Tribunal Administratif de Nice — Décision N° TA06-2407204

mardi 4 février 2025

JuridictionTribunal Administratif de Nice
SectionTribunal Administratif de Nice
N° DossierTA06-2407204
TypeDécision
RecoursExcès de pouvoir
PublicationD
Avocat requérantOLOUMI AVOCATS ASSOCIES

Résumé IA

Le Tribunal administratif de Nice, saisi sur le fondement de l'article L. 911-4 du code de justice administrative, a constaté que le préfet des Alpes-Maritimes n'avait pas exécuté une précédente ordonnance de référé du 26 novembre 2024, qui enjoignait la délivrance d'un récépissé de demande de titre de séjour autorisant le requérant à travailler. Le récépissé délivré ne permettant pas l'exercice d'une activité professionnelle, le juge a prononcé une astreinte de 200 euros par jour de retard à l'encontre du préfet, à défaut d'exécution dans un délai de huit jours.

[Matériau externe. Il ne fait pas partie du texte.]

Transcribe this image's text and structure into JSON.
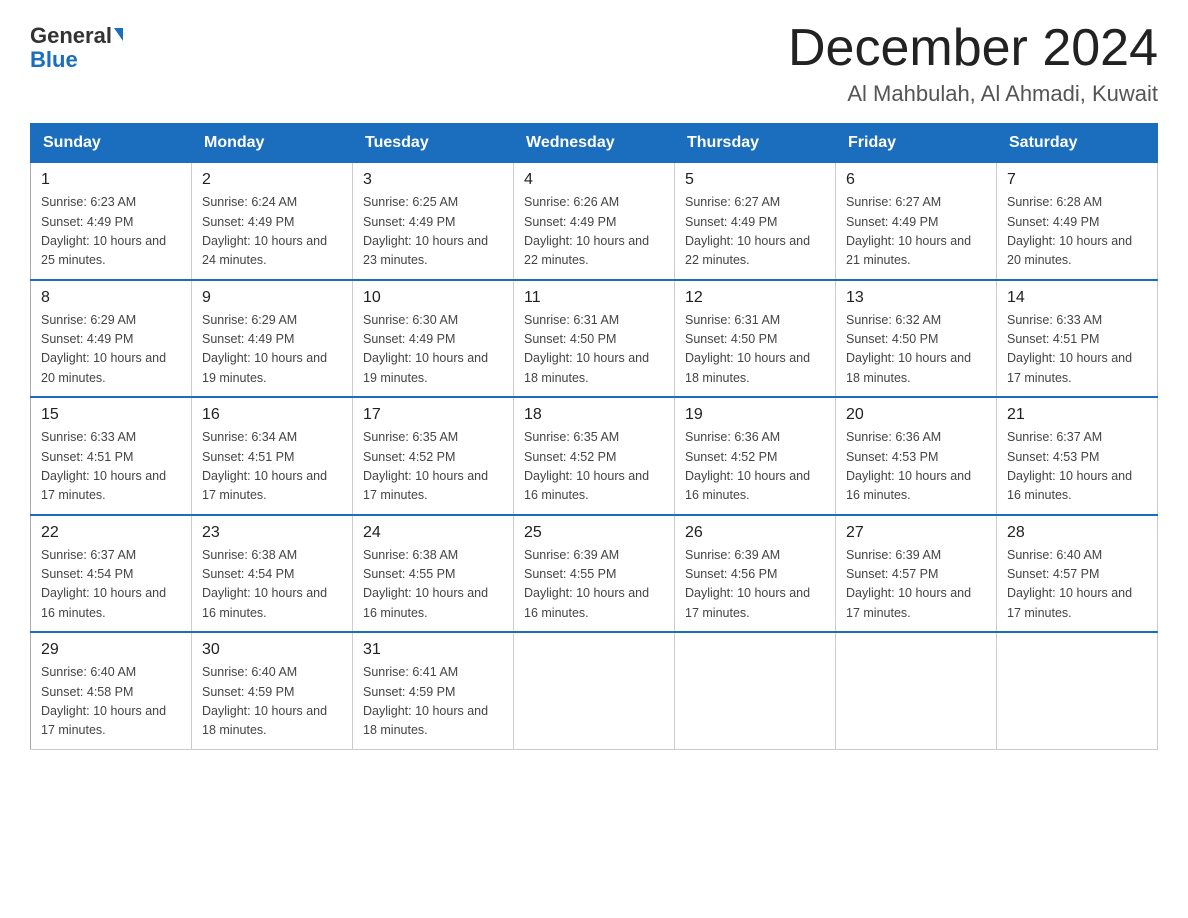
{
  "header": {
    "logo_general": "General",
    "logo_blue": "Blue",
    "month_title": "December 2024",
    "location": "Al Mahbulah, Al Ahmadi, Kuwait"
  },
  "weekdays": [
    "Sunday",
    "Monday",
    "Tuesday",
    "Wednesday",
    "Thursday",
    "Friday",
    "Saturday"
  ],
  "weeks": [
    [
      {
        "day": "1",
        "sunrise": "6:23 AM",
        "sunset": "4:49 PM",
        "daylight": "10 hours and 25 minutes."
      },
      {
        "day": "2",
        "sunrise": "6:24 AM",
        "sunset": "4:49 PM",
        "daylight": "10 hours and 24 minutes."
      },
      {
        "day": "3",
        "sunrise": "6:25 AM",
        "sunset": "4:49 PM",
        "daylight": "10 hours and 23 minutes."
      },
      {
        "day": "4",
        "sunrise": "6:26 AM",
        "sunset": "4:49 PM",
        "daylight": "10 hours and 22 minutes."
      },
      {
        "day": "5",
        "sunrise": "6:27 AM",
        "sunset": "4:49 PM",
        "daylight": "10 hours and 22 minutes."
      },
      {
        "day": "6",
        "sunrise": "6:27 AM",
        "sunset": "4:49 PM",
        "daylight": "10 hours and 21 minutes."
      },
      {
        "day": "7",
        "sunrise": "6:28 AM",
        "sunset": "4:49 PM",
        "daylight": "10 hours and 20 minutes."
      }
    ],
    [
      {
        "day": "8",
        "sunrise": "6:29 AM",
        "sunset": "4:49 PM",
        "daylight": "10 hours and 20 minutes."
      },
      {
        "day": "9",
        "sunrise": "6:29 AM",
        "sunset": "4:49 PM",
        "daylight": "10 hours and 19 minutes."
      },
      {
        "day": "10",
        "sunrise": "6:30 AM",
        "sunset": "4:49 PM",
        "daylight": "10 hours and 19 minutes."
      },
      {
        "day": "11",
        "sunrise": "6:31 AM",
        "sunset": "4:50 PM",
        "daylight": "10 hours and 18 minutes."
      },
      {
        "day": "12",
        "sunrise": "6:31 AM",
        "sunset": "4:50 PM",
        "daylight": "10 hours and 18 minutes."
      },
      {
        "day": "13",
        "sunrise": "6:32 AM",
        "sunset": "4:50 PM",
        "daylight": "10 hours and 18 minutes."
      },
      {
        "day": "14",
        "sunrise": "6:33 AM",
        "sunset": "4:51 PM",
        "daylight": "10 hours and 17 minutes."
      }
    ],
    [
      {
        "day": "15",
        "sunrise": "6:33 AM",
        "sunset": "4:51 PM",
        "daylight": "10 hours and 17 minutes."
      },
      {
        "day": "16",
        "sunrise": "6:34 AM",
        "sunset": "4:51 PM",
        "daylight": "10 hours and 17 minutes."
      },
      {
        "day": "17",
        "sunrise": "6:35 AM",
        "sunset": "4:52 PM",
        "daylight": "10 hours and 17 minutes."
      },
      {
        "day": "18",
        "sunrise": "6:35 AM",
        "sunset": "4:52 PM",
        "daylight": "10 hours and 16 minutes."
      },
      {
        "day": "19",
        "sunrise": "6:36 AM",
        "sunset": "4:52 PM",
        "daylight": "10 hours and 16 minutes."
      },
      {
        "day": "20",
        "sunrise": "6:36 AM",
        "sunset": "4:53 PM",
        "daylight": "10 hours and 16 minutes."
      },
      {
        "day": "21",
        "sunrise": "6:37 AM",
        "sunset": "4:53 PM",
        "daylight": "10 hours and 16 minutes."
      }
    ],
    [
      {
        "day": "22",
        "sunrise": "6:37 AM",
        "sunset": "4:54 PM",
        "daylight": "10 hours and 16 minutes."
      },
      {
        "day": "23",
        "sunrise": "6:38 AM",
        "sunset": "4:54 PM",
        "daylight": "10 hours and 16 minutes."
      },
      {
        "day": "24",
        "sunrise": "6:38 AM",
        "sunset": "4:55 PM",
        "daylight": "10 hours and 16 minutes."
      },
      {
        "day": "25",
        "sunrise": "6:39 AM",
        "sunset": "4:55 PM",
        "daylight": "10 hours and 16 minutes."
      },
      {
        "day": "26",
        "sunrise": "6:39 AM",
        "sunset": "4:56 PM",
        "daylight": "10 hours and 17 minutes."
      },
      {
        "day": "27",
        "sunrise": "6:39 AM",
        "sunset": "4:57 PM",
        "daylight": "10 hours and 17 minutes."
      },
      {
        "day": "28",
        "sunrise": "6:40 AM",
        "sunset": "4:57 PM",
        "daylight": "10 hours and 17 minutes."
      }
    ],
    [
      {
        "day": "29",
        "sunrise": "6:40 AM",
        "sunset": "4:58 PM",
        "daylight": "10 hours and 17 minutes."
      },
      {
        "day": "30",
        "sunrise": "6:40 AM",
        "sunset": "4:59 PM",
        "daylight": "10 hours and 18 minutes."
      },
      {
        "day": "31",
        "sunrise": "6:41 AM",
        "sunset": "4:59 PM",
        "daylight": "10 hours and 18 minutes."
      },
      null,
      null,
      null,
      null
    ]
  ]
}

L'État a également été condamné à verser 900 euros au requérant au titre des frais de justice.

Texte intégral

Vu la procédure suivante :

Par une ordonnance n°2405576 du 26 novembre 2024, le juge des référés du tribunal administratif de Nice, statuant sur le fondement de l'article L.521-3 du code de justice administrative, a notamment enjoint au préfet des Alpes-Maritimes de délivrer à M. A B, dans le délai de huit jours suivant la notification de l'ordonnance, un récépissé de demande de titre de séjour l'autorisant à travailler.

Par une requête et des mémoires complémentaires enregistrés les 4, 9 et 20 décembre 2024 et 3 et 4 février 2025, M. A B, représenté par Me Della Monaca, demande au tribunal, en application des dispositions de l'article L.911-4 du code de justice administrative :

1°) d'enjoindre au préfet des Alpes-Maritimes de procéder à l'exécution de l'ordonnance n°2405576 du 26 novembre 2024, dans un délai de sept jours à compter de la notification de l'ordonnance à intervenir et sous astreinte de 100 euros par jour de retard ;

2°) de mettre à la charge de l'Etat une somme de 1 000 euros au titre de l'article L. 761-1 du code de justice administrative.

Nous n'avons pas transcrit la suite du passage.